Elements of a DUI (OUI) in Massachusetts
This is what the state must prove to convict you:
The car was operated. The code of Mass. defines operation as intentional manipulation of some mechanical or electrical part of the vehicle, which alone or sequentially would set the vehicle in motion. The courts have held this element met when a driver used a remote starter to crank his engine but had yet to insert a key in the ignition, so actual driving (moving) is not necessary. The court held the element met because, although a key was needed to operate the vehicle, its not being in the ignition was a temporary impediment to actual operation. Although permanent impediments to driving will void a finding of operation, temporary impediments will not. Operation has also been held satisfied by the Mass. Court of Appeals if the driver is behind the wheel and the tires are rotating. In that case, it did not matter to the court that the car was not moving. In fact, the driver was attempting to back up, but she was not actually moving the car. Also, this element may be proven by circumstantial evidence, so the officer need not have seen you operate the car. Circumstantial evidence means an officer can look at the situation and use reasonable inference to determine what happened. If for instance, your car is off the road in a ditch and you are the only one around, a reasonable inference would be that you were operating the vehicle when it went off the road and into the ditch. So within the context of these examples, generally the element of operation will be satisfied if you have the immediate potential to drive the vehicle and are attempting to do so.

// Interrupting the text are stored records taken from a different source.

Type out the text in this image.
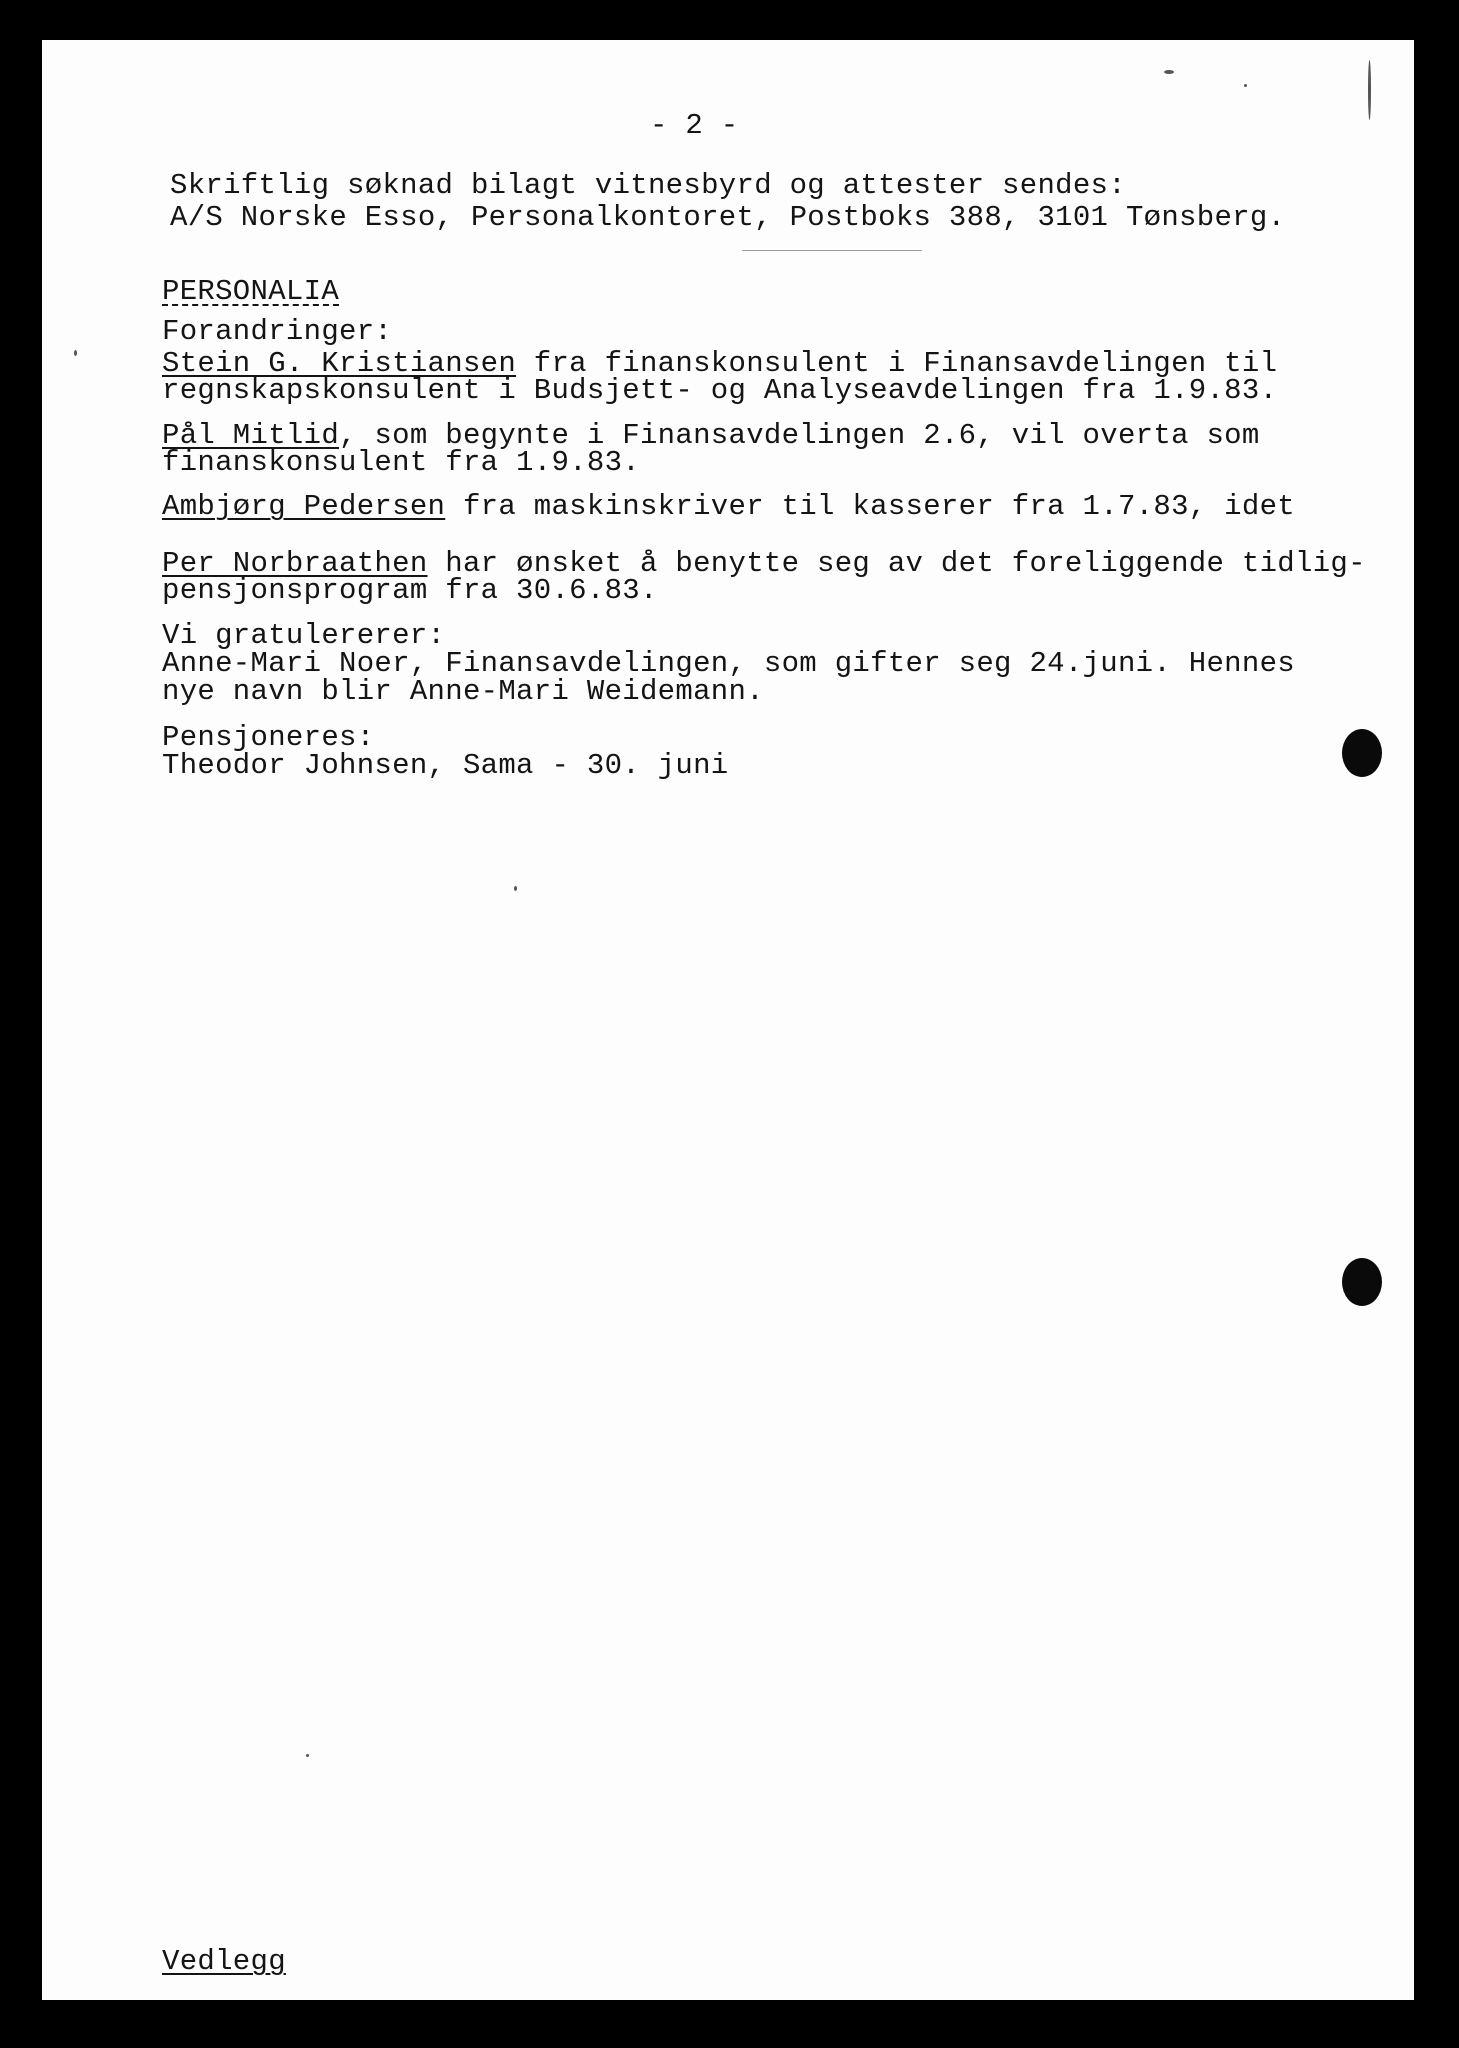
- 2 -
Skriftlig søknad bilagt vitnesbyrd og attester sendes:
A/S Norske Esso, Personalkontoret, Postboks 388, 3101 Tønsberg.
PERSONALIA
Forandringer:
Stein G. Kristiansen fra finanskonsulent i Finansavdelingen til
regnskapskonsulent i Budsjett- og Analyseavdelingen fra 1.9.83.
Pål Mitlid, som begynte i Finansavdelingen 2.6, vil overta som
finanskonsulent fra 1.9.83.
Ambjørg Pedersen fra maskinskriver til kasserer fra 1.7.83, idet
Per Norbraathen har ønsket å benytte seg av det foreliggende tidlig-
pensjonsprogram fra 30.6.83.
Vi gratulererer:
Anne-Mari Noer, Finansavdelingen, som gifter seg 24.juni. Hennes
nye navn blir Anne-Mari Weidemann.
Pensjoneres:
Theodor Johnsen, Sama - 30. juni
Vedlegg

On a public way or area members of the public have a right of access to. This means any space the general public may access as either invitees or licensees. So for example, if you are visiting a friend and, for some reason, a police officer pulls up the driveway as you start your car and arrests you for DUI, that would not be a public way, and could be grounds for dismissal of the case. Suppose however the officer waited for you to pull out of the driveway and pulled you over on the side of the road to which the driveway connected. In this hypothetical, the public way element would be met. A hybrid of the two examples is private ways but open to the general public. Suppose for example you begin to operate your car in the parking lot of a bar. This is a private parking lot but anyone is welcome to operate their cars there in hopes they will enter the bar as patrons, so here, the public way element is again met.
The operator of the vehicle was under the influence of some intoxicant. Operating Under the Influence (“OUI”) is usually established by aggregating the evidence available to the state. Video from the officer’s car of your driving, any damaged caused by your driving, testimony from the officer or any witnesses as to your behavior, appearance, etc . . ., video and testimony as to how you performed any field sobriety tests, the results of any chemical tests like blood or breath tests to determine blood alcohol content or drugs in your system will all be provided at court by the state to attempt to establish you were OUI.